We determined the most accurate right diaphragm thickness as ≤ 1.45 mm to detect malnutrition in children over 8 years of age. We showed that the risk of malnutrition increased 2.86 times in these children. We could not detect a significant cut-off point in the left diaphragm thickness (Tables 7 and 8). We think that this difference between the right and left diaphragms is due to the easier evaluation of the right diaphragm. Because the right diaphragm is viewed through the liver window, and the left diaphragm is viewed through the spleen window. The right diaphragm is easier to evaluate than the left diaphragm because of the limited left splenic window and intervention from the stomach [34]. For this reason, we recommend using the right diaphragm thickness for measurements.

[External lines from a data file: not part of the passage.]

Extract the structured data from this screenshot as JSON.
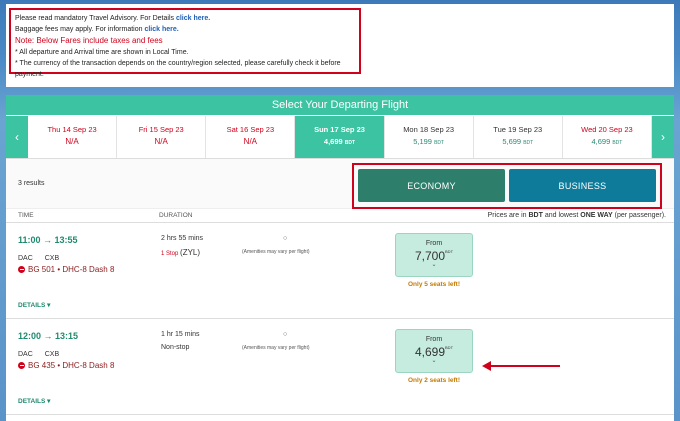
{
  "notice": {
    "line1_text": "Please read mandatory Travel Advisory. For Details",
    "line1_link": "click here.",
    "line2_text": "Baggage fees may apply. For information",
    "line2_link": "click here.",
    "line3": "Note: Below Fares include taxes and fees",
    "line4": "* All departure and Arrival time are shown in Local Time.",
    "line5": "* The currency of the transaction depends on the country/region selected, please carefully check it before payment."
  },
  "header": {
    "title": "Select Your Departing Flight"
  },
  "dates": [
    {
      "label": "Thu 14 Sep 23",
      "price": "N/A",
      "currency": ""
    },
    {
      "label": "Fri 15 Sep 23",
      "price": "N/A",
      "currency": ""
    },
    {
      "label": "Sat 16 Sep 23",
      "price": "N/A",
      "currency": ""
    },
    {
      "label": "Sun 17 Sep 23",
      "price": "4,699",
      "currency": "BDT"
    },
    {
      "label": "Mon 18 Sep 23",
      "price": "5,199",
      "currency": "BDT"
    },
    {
      "label": "Tue 19 Sep 23",
      "price": "5,699",
      "currency": "BDT"
    },
    {
      "label": "Wed 20 Sep 23",
      "price": "4,699",
      "currency": "BDT"
    }
  ],
  "results": {
    "count": "3 results",
    "economy_label": "ECONOMY",
    "business_label": "BUSINESS"
  },
  "columns": {
    "time": "TIME",
    "duration": "DURATION",
    "note_pre": "Prices are in",
    "note_currency": "BDT",
    "note_mid": "and lowest",
    "note_way": "ONE WAY",
    "note_post": "(per passenger)."
  },
  "flights": [
    {
      "times": "11:00 → 13:55",
      "origin": "DAC",
      "destination": "CXB",
      "flight": "BG 501 • DHC-8 Dash 8",
      "duration": "2 hrs 55 mins",
      "stops": "1 Stop",
      "via": "(ZYL)",
      "amenity_icon": "○",
      "amenities": "(Amenities may vary per flight)",
      "from": "From",
      "price": "7,700",
      "currency": "BDT",
      "chev": "⌄",
      "seats": "Only 5 seats left!",
      "details": "DETAILS ▾"
    },
    {
      "times": "12:00 → 13:15",
      "origin": "DAC",
      "destination": "CXB",
      "flight": "BG 435 • DHC-8 Dash 8",
      "duration": "1 hr 15 mins",
      "stops": "Non-stop",
      "via": "",
      "amenity_icon": "○",
      "amenities": "(Amenities may vary per flight)",
      "from": "From",
      "price": "4,699",
      "currency": "BDT",
      "chev": "⌄",
      "seats": "Only 2 seats left!",
      "details": "DETAILS ▾"
    }
  ],
  "colors": {
    "accent": "#3cc3a2",
    "economy": "#2d7f6c",
    "business": "#0f7b9a",
    "highlight": "#d0021b"
  }
}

The small sample size and the inability to measure control diaphragm thicknesses after malnutrition treatment are the limitations of our study.

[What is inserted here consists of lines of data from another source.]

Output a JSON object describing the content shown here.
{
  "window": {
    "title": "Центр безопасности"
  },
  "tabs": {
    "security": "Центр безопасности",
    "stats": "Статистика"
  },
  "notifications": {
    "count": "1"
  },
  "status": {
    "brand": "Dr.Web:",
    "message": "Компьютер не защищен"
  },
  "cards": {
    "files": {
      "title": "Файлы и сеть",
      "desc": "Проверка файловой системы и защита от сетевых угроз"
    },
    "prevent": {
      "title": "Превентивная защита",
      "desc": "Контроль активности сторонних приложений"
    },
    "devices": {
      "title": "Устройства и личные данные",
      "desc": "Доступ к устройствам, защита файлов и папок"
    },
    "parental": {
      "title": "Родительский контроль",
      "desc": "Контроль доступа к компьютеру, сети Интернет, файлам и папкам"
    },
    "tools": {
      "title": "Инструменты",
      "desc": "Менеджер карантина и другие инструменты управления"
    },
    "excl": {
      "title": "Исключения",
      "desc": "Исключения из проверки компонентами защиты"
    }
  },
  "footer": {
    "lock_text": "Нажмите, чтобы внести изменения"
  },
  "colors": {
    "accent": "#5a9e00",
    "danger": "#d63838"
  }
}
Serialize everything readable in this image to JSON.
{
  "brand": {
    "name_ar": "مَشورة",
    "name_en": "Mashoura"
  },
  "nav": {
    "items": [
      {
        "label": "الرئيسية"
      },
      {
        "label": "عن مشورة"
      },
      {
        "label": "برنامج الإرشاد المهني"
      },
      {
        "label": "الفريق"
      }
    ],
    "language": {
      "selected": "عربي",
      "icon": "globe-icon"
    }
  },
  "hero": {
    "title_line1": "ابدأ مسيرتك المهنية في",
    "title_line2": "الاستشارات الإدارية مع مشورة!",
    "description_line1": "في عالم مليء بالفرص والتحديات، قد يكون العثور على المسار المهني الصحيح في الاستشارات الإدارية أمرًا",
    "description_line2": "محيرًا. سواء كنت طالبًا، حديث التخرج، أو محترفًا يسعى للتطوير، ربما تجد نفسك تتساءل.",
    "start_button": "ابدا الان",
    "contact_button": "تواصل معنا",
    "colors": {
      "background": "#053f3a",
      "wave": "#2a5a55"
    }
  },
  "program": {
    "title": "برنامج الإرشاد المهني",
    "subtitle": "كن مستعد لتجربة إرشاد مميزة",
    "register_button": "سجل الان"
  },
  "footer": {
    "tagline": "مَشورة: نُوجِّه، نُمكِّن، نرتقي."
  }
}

The strengths of our study are that it is a rare prospective study evaluating diaphragm thickness in pediatric patients with primary malnutrition and a healthy group and comparing it with anthropometric measurements.

As a result, malnutrition is a disease that affects all systems. Our study shows that the diaphragm thickness is thinner in malnourished patients compared to that in the healthy control group, and the diaphragm becomes thinner as the age decreases in malnourished patients. This finding suggests that in conditions such as severe lower respiratory tract infection and heavy exercise, critical effort capacity may decrease and adversely affect the prognosis. However, these findings need to be supported by more extensive randomized controlled trials.